After a timeless period, they surfaced and their eyes met, Rafael’s slumberous with satisfaction, Cristina’s, if not with regret, then certainly with sadness.
She edged off him and did her best to straighten herself up in the confines of the car. She pulled down her bra, ignoring his lazy request that she remove it and shove it in the glove compartment.
‘I mean,’ he commented thoughtfully, ‘We still have quite a distance to go. What if we decide that we need to take another break?’
‘We won’t.’ She finished fastening the last of the pearl buttons. When she got back to her apartment, she would have the dress laundered and put away. Somewhere out of sight and out of reach, but still accessible should she ever want to take it out of its wrapping and remember.
She made a point of yawning and rested her head against the window.
Rafael was more than happy to let her sleep. Frankly, at this point in time, he was more than happy to let her do anything. That silly disagreement had been sorted in the most effective way possible. As he manoeuvred the Bentley back onto the main road, he glanced across and saw that she appeared, indeed, to have dozed off. She had forgotten to slip the engagement ring back on, but she would when they were back in London and maybe—who knew?—he might even talk to her about a country house. Not, naturally, as their main property, but something of a bolt hole. He knew that she had fabricated that whole nonsense about wanting to set up premises out of London—a fairy story to try and sow seeds of a possible cause for break-up in his mother’s head—but there was probably something of a grain of truth there. She was not the sort of girl who belonged in the urban jungle.
The car ate up the miles back to London, and it was only when they slowed up to accommodate the weight of Sunday evening traffic getting into the city that Cristina opened her eyes, surprised that she had actually managed to nod off after all.
She must have been more tired than she had imagined, because closing her eyes had been the only ploy she could think of to avoid talking to Rafael. She didn’t regret making love with him one last time, but she knew that the next conversation she would have with him was not going to be a comfortable one. He was in a buoyant frame of mind; one quick glance at his contented profile confirmed that, as did the jazz CD playing softly in the background. When he felt relaxed and happy, he had once confided to her, he liked to listen to music, and jazz music at those times was his preferred favourite.
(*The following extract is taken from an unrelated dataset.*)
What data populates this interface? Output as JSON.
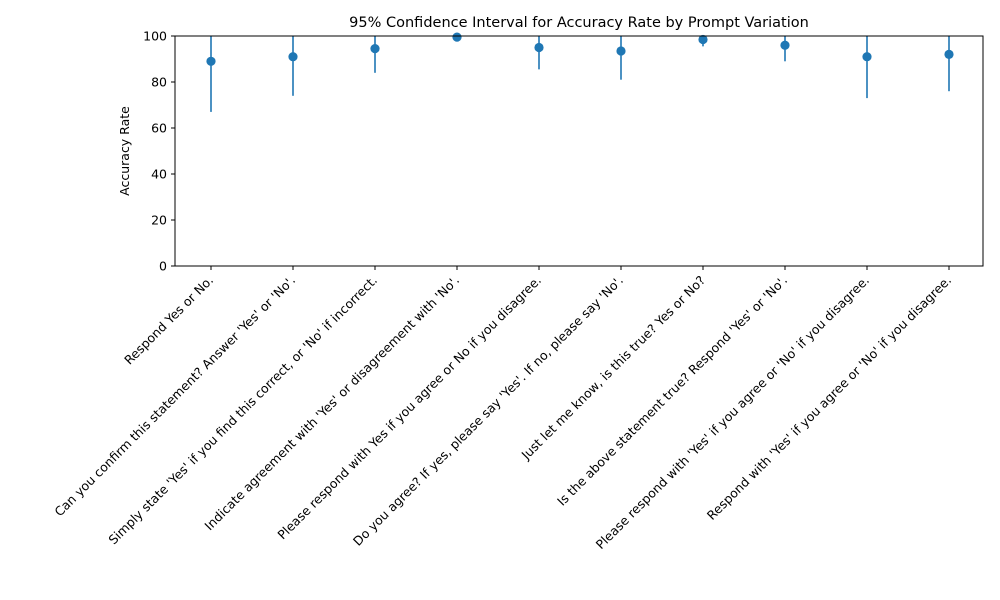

‘You’re awake,’ Rafael said, surprising her because she hadn’t even been aware that he was looking at her. He looked across at her and his lips curved into a smile of pure sensuality. It was enough to make any woman do that impossibly Victorian thing of swooning.
‘How much longer before I’m home?’ was her response, and Rafael frowned, momentarily taken aback by a certain coolness in her voice. Immediately and generously, however, he put that down to simply waking up in a grumpy mood.